If you have Whisper installed on your iPhone or Android phone, it may be best to remove it. The app collects "precise location information (GPS and network-based)" and tells Whisper (and the mobile ad network it operates) exactly where you are, according to the device permissions listed on its Google Play store page.

You can still lurk on Whisper by going to the Whisper website, which makes me chuckle. It's like the equivalent of a full page of silly ads that pop up at the bottom of news sites, with topics like "Woman Confesses: I'm Dating a Trust Fund Baby" and "18 People Who Shockingly Lied Under Oath."

Whisper is owned by Medialab, a holding company that also owns the teen chat app Kik and the hip-hop website and social app DatPiff; we have reached out to Medialab for comment and will update this article when we hear back.

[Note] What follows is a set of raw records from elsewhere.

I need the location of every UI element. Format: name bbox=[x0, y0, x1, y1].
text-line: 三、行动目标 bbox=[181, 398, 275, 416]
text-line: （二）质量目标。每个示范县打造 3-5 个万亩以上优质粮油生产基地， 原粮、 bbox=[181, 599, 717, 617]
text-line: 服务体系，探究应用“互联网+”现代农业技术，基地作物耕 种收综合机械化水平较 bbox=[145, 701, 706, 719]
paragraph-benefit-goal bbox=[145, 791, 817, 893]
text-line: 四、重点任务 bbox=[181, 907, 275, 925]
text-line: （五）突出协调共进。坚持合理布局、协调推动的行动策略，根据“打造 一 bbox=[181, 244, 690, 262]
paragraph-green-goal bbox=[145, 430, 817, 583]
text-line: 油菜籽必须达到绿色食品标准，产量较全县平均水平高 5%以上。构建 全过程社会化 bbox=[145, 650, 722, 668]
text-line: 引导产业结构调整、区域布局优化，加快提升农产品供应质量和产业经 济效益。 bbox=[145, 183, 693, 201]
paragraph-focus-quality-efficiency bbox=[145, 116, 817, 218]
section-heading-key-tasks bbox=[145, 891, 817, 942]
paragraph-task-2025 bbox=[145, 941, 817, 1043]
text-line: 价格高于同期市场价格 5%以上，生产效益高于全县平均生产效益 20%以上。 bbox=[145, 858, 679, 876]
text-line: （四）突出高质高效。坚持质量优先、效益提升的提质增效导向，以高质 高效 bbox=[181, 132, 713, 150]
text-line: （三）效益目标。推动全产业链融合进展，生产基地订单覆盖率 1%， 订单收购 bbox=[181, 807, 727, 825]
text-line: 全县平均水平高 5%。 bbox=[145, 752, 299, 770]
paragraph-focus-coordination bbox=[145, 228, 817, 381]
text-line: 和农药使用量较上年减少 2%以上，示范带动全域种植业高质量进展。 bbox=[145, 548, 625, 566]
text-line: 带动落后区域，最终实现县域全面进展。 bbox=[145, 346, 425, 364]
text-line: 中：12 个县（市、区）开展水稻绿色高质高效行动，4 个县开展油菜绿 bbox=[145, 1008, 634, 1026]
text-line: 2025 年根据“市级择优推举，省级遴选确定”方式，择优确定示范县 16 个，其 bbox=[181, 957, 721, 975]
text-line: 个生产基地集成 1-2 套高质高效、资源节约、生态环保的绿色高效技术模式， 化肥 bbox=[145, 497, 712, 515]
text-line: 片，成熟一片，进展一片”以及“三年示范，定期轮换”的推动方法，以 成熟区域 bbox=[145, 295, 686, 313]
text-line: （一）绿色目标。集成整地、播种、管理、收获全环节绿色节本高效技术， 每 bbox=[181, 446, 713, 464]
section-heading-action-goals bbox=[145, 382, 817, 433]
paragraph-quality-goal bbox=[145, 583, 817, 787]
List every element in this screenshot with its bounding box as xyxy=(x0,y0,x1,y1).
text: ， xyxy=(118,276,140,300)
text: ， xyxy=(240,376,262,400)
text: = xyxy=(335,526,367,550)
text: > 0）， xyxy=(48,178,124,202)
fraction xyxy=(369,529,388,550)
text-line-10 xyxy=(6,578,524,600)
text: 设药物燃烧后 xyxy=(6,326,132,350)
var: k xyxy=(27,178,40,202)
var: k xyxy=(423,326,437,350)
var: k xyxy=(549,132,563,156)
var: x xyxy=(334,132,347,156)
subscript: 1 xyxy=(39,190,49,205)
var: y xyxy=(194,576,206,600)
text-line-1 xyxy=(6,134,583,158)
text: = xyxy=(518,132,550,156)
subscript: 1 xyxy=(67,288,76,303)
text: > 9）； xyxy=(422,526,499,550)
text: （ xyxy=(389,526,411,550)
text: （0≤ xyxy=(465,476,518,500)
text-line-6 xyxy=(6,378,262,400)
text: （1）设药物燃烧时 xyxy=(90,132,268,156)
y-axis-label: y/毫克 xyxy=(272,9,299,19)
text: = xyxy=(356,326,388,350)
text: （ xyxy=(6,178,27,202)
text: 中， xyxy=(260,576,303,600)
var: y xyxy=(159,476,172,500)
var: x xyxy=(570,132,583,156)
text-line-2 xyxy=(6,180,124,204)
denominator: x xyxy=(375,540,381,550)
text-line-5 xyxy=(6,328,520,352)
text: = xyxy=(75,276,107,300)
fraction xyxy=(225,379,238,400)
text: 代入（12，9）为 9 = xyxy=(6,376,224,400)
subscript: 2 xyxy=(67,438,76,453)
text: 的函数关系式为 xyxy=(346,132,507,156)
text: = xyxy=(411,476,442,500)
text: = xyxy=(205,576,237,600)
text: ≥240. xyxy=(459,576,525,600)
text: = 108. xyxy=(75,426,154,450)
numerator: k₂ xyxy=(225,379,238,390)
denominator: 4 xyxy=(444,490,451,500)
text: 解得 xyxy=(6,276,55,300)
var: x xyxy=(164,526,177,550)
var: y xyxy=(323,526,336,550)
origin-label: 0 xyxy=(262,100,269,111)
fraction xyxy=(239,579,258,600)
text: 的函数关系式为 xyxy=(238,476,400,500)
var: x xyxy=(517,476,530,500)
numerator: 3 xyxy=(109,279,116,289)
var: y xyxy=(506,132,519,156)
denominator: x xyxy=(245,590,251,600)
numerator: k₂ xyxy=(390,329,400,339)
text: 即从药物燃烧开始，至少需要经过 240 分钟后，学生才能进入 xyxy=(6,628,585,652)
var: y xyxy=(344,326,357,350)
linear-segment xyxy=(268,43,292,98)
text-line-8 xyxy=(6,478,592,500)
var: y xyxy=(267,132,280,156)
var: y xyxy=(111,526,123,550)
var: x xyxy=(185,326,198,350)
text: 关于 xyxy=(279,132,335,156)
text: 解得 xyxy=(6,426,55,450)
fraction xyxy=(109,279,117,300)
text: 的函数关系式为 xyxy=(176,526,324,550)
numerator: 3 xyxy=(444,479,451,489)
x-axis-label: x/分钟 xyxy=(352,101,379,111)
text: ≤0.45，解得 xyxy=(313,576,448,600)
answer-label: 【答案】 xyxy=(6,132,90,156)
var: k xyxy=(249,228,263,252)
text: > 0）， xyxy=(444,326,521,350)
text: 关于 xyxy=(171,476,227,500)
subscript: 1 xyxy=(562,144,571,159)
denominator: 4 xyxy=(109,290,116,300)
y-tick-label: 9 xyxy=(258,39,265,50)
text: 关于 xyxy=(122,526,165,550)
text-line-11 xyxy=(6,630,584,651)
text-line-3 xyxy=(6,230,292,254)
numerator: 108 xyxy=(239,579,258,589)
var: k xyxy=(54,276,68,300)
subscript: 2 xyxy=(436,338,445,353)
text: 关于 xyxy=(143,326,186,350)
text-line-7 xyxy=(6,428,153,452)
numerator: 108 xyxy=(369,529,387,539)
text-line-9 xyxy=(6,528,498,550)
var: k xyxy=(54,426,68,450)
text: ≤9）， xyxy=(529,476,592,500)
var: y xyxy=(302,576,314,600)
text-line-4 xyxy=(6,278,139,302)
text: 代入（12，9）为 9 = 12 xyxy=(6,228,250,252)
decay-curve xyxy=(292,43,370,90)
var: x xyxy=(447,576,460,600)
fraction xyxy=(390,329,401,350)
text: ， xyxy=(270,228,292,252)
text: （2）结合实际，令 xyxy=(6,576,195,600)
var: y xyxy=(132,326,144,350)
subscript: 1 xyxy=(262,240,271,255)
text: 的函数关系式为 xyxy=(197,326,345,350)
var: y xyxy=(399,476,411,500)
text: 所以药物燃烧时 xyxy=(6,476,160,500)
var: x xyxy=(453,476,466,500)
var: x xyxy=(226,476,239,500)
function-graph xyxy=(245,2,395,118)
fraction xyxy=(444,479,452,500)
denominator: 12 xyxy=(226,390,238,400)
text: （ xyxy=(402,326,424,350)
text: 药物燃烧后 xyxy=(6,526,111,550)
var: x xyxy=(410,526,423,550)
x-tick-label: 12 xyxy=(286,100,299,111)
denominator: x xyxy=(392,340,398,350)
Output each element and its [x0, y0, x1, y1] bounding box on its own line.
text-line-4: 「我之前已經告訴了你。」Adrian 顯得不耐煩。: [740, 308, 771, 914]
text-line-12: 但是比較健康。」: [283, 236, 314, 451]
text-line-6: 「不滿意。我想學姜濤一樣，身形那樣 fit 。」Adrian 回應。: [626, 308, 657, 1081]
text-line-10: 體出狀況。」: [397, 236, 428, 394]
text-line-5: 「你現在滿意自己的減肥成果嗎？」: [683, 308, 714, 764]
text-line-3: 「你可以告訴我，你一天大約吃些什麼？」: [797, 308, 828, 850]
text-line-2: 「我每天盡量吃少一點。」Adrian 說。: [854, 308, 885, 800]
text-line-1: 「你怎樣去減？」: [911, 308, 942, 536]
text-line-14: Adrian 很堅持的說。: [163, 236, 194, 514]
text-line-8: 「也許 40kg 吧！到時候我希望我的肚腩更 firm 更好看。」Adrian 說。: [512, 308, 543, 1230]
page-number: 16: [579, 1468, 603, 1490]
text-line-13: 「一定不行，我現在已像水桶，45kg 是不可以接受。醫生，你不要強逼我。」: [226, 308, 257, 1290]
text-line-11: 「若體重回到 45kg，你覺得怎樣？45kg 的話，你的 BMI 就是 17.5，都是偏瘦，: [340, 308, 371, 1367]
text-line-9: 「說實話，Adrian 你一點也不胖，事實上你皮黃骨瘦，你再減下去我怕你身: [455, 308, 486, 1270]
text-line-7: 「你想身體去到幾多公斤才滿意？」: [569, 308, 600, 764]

The unprotected database was discovered by Dan Ehrlich and Matthew Porter, researchers at security firm Twelve Security. The exposed Whisper data dates back to 2012, when Whisper was launched.

In two blog posts today (March 11), Ehrlich accused Whisper staff of "spying for the Chinese Ministry of State Security" and suggested that much of the data collected by Whisper is used to blackmail members of the US military.

While there is no way to assess the validity of these accusations, Ehrlich noted that in 2014 The Guardian showed that Whisper was able to tell from GPS coordinates which posts were from military bases, the Pentagon, and the White House.

Gathering precise location data is not something one wants in an app dedicated to eliciting secret confessions from its users; Ehrlich noted that many posts can be traced back to a specific school or office.

Now, the silver lining. Most of the metadata in the public database is available on the Whisper app. That is the purpose of the app. The database simply collates everything into an easily searchable format.

"A search for a user who listed his age as 15 returned 1.3 million results," the Post notes harshly, not surprising since the app was particularly popular among teens in its heyday. [No real names or birthdates. The "nicknames" are either user-generated usernames or randomly assigned by the Whisper app so that users can post. Similarly, most of the background images for posts are provided by Whisper's own image library.

The only real risk of being identified by your Whisper postings has to do with your exact location.

Another advantage is that there is no indication that this database was discovered or misused by anyone before Porter and Erich discovered it. The database was removed on Monday (March 9) after The Washington Post contacted Whisper, but Erich and Porter stated that they had removed it earlier.